The Mayors Office has a blind spot on the issue of race and in certain parts of London that is no doubt popular electorally, but, and this is a huge but, that has come at an incalculable cost to the city not just in financial terms but has the real potential to set the city on course for a continued and serious aggravation of racial tensions in the next few years.  The news for Boris is that I don’t see things getting better anytime soon.

There is a huge level of anger out there within black and poor communities and the ironic thing is that the vindictive politicisation of rioters’ court cases into show trials with heavy sentences is deepening that anger and alienation.

Boris has no senior equivalent to the position I held as Policy Director for Policing as part of the core. For 8 years as the most senior black political figure in London despite many police challenges there was no such equivalent event: that was not just luck it was precisely because we were able to use our knowledge and expertise to respond effectively to community concerns.

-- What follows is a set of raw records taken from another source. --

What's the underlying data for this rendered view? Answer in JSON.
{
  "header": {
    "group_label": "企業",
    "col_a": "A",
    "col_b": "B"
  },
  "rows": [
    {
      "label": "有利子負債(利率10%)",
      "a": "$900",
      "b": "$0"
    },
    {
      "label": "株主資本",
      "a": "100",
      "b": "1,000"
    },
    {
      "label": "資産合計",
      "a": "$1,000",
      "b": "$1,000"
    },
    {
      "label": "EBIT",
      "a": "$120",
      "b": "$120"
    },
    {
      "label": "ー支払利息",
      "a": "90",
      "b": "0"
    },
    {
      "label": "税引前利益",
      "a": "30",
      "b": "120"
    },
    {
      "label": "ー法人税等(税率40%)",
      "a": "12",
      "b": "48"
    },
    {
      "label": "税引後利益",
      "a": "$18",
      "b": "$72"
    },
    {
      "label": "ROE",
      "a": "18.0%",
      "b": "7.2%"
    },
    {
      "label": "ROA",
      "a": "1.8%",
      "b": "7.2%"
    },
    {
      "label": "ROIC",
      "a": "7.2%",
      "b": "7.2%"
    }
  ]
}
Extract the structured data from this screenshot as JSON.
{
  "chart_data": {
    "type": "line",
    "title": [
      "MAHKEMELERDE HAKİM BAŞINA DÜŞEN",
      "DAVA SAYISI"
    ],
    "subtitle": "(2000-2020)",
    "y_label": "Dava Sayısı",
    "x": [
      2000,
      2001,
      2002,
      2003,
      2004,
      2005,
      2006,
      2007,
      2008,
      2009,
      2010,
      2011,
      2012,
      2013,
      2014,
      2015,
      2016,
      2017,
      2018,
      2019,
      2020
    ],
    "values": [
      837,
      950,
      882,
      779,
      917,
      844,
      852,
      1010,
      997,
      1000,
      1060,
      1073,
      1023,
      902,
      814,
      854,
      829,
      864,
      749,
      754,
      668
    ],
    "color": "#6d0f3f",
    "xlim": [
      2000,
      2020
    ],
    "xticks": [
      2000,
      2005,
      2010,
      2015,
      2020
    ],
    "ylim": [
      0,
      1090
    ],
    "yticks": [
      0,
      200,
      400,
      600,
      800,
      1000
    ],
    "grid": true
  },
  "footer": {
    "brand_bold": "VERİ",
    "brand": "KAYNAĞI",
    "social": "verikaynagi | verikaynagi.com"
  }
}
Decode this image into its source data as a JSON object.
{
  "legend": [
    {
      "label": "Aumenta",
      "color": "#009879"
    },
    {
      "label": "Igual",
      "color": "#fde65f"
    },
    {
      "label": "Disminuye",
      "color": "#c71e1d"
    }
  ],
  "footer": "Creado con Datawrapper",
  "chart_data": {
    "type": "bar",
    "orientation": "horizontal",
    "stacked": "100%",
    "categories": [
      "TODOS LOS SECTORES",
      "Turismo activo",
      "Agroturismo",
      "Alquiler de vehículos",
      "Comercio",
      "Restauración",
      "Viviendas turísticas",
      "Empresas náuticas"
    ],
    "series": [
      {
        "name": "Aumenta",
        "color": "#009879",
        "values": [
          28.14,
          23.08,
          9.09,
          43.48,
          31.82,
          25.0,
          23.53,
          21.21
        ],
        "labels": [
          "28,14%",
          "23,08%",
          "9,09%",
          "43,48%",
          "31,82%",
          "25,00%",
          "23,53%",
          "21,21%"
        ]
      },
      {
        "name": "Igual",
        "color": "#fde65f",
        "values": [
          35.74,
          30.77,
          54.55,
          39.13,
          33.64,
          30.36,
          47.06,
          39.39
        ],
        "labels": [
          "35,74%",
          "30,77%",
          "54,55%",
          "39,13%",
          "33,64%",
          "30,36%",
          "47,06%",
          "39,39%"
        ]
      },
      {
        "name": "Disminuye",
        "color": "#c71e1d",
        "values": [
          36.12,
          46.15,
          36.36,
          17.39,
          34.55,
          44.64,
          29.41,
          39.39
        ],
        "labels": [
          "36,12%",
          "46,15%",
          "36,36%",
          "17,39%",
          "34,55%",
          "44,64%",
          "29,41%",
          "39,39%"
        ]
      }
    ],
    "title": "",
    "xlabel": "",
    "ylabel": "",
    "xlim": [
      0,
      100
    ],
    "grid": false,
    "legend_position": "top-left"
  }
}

We had a Mayoral team that looked like London and could ensure we were always sighted on these important issues.


London is one of the most diverse cities in the world.

Boris Johnson failures on these issues have been epic. In a multicultural city like London these are not just serious and fundamental errors; they represent a criminal degree of political negligence motivated in large part by short-term electrical populism. This is an outer London agenda that has gained ascendency that is deeply hostile to race equality and multiculturalism. In a city like London such political prejudice and ignorance comes at an enormous cost.